Hadfield (who has a guitar on stage with him) talks about danger (asks the audience what’s the most dangerous thing theyu’ve done) and notes that space travel is dangerous. He then  describes in detail what it’s like to get into a space shuttle and head for the space. He says that a space shuttle is the most complicated machine (?) ever built. He next shows a shuttle launch and  describes being on the International Space Station. You see a sunrise every 25 minutes due to the speed at which you are travelling. He describes his first space walk when his left eye went blind. His left eye teared up while he continued work outside the station.

In space your tears don’t fall, they build up until there’s enough force to push them across the bridge of your nose and land like a small waterfall in your right eye.
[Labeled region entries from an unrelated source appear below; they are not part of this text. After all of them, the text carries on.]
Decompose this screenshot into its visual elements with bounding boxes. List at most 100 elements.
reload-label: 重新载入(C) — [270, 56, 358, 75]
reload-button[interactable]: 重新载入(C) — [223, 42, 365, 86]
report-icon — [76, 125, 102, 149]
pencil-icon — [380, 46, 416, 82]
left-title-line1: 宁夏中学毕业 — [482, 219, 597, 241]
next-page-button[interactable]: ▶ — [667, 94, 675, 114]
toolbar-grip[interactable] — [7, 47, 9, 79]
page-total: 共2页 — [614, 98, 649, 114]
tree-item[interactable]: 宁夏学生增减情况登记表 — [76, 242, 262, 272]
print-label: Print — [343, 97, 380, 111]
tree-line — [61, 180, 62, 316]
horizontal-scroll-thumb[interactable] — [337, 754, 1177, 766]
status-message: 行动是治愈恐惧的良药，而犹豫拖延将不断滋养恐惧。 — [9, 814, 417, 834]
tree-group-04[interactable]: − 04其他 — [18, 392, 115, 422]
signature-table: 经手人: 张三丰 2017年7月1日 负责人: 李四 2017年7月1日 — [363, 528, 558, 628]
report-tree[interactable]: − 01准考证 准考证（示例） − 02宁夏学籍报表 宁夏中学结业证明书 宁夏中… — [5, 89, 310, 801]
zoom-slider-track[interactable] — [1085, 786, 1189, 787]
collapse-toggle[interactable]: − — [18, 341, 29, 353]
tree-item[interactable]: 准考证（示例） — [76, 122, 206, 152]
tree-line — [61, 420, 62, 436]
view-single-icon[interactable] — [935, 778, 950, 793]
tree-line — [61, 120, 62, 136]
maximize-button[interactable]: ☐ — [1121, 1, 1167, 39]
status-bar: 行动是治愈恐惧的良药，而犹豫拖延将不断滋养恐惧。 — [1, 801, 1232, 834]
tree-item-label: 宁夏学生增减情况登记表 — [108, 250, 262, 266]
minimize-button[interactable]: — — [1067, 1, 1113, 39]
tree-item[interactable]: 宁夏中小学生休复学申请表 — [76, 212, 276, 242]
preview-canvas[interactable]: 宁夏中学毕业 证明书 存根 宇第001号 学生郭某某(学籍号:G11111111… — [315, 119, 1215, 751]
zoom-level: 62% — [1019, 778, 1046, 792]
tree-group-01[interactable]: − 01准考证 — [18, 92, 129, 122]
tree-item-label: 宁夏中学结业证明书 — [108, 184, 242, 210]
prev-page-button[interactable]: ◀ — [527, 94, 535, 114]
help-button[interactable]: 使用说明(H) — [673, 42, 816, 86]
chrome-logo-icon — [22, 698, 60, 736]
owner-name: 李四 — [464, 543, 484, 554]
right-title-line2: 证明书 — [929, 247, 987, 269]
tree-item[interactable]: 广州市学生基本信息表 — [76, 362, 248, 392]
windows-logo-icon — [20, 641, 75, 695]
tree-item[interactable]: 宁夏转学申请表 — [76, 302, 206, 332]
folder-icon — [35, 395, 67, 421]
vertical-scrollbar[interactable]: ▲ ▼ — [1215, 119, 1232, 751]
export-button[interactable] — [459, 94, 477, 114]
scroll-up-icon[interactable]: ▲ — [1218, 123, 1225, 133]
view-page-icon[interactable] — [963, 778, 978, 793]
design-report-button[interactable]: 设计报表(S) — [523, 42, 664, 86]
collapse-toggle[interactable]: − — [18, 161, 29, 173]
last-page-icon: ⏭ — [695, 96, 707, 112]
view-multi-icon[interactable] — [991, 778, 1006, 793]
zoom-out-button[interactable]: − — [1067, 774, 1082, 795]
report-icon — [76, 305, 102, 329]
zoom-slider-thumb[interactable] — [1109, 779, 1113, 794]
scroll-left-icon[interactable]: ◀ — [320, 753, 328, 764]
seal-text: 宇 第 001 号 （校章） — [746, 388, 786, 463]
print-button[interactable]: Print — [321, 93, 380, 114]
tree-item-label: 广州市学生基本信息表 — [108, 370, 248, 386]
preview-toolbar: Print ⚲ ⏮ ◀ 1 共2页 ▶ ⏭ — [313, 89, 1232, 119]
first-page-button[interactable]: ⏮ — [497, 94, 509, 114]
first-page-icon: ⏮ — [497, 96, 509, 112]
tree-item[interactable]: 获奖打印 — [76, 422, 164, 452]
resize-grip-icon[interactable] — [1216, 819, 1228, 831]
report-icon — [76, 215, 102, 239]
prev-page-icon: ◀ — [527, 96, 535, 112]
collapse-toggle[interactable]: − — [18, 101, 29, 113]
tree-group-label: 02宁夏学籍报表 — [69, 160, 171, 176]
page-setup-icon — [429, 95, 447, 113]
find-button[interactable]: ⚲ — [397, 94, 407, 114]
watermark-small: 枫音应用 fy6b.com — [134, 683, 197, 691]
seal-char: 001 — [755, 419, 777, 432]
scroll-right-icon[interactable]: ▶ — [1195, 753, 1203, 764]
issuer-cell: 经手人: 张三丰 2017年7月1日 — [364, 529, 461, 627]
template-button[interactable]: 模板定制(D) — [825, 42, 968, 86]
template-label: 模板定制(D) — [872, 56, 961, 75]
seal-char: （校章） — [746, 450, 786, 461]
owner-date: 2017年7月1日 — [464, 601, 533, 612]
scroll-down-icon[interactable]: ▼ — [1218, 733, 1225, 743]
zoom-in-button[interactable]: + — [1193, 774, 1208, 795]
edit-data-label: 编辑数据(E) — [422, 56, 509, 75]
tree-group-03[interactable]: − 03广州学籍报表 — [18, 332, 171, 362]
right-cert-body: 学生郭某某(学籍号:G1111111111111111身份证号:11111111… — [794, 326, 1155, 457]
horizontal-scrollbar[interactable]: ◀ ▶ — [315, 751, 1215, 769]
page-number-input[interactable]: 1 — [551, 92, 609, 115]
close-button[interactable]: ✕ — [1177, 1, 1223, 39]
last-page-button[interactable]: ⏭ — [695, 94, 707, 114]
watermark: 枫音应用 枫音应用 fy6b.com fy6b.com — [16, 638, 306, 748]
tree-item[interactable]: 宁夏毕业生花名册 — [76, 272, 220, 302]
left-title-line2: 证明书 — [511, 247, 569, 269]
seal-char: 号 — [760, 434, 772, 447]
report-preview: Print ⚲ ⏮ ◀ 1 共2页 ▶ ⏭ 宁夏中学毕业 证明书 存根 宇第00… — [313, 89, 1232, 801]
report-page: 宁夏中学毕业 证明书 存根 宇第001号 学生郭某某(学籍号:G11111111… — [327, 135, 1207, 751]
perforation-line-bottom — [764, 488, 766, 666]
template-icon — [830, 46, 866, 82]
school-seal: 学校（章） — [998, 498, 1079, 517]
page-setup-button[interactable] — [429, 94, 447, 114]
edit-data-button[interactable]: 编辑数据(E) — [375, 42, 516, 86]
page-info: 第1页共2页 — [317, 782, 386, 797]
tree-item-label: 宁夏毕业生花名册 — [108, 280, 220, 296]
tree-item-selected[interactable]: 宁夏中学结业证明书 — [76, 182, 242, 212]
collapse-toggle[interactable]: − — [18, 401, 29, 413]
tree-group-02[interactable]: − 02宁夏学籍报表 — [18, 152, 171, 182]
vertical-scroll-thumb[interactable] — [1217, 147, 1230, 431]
When the tears wooshed over to his right eye, he became completely blind.

Hadfield asks the audience again about danger and talks about overcoming fear and dealing with real danger as opposed to perceived danger. One of the ways astronauts deal with their fear and danger is to practice until they’ve changed their primal fear.

Hadfield plays a guitar and covers David Bowie’s Space Oddity and ends his talk with these words “Fear Not.”

I am done for today and I hope there aren’t too many mistakes in this post.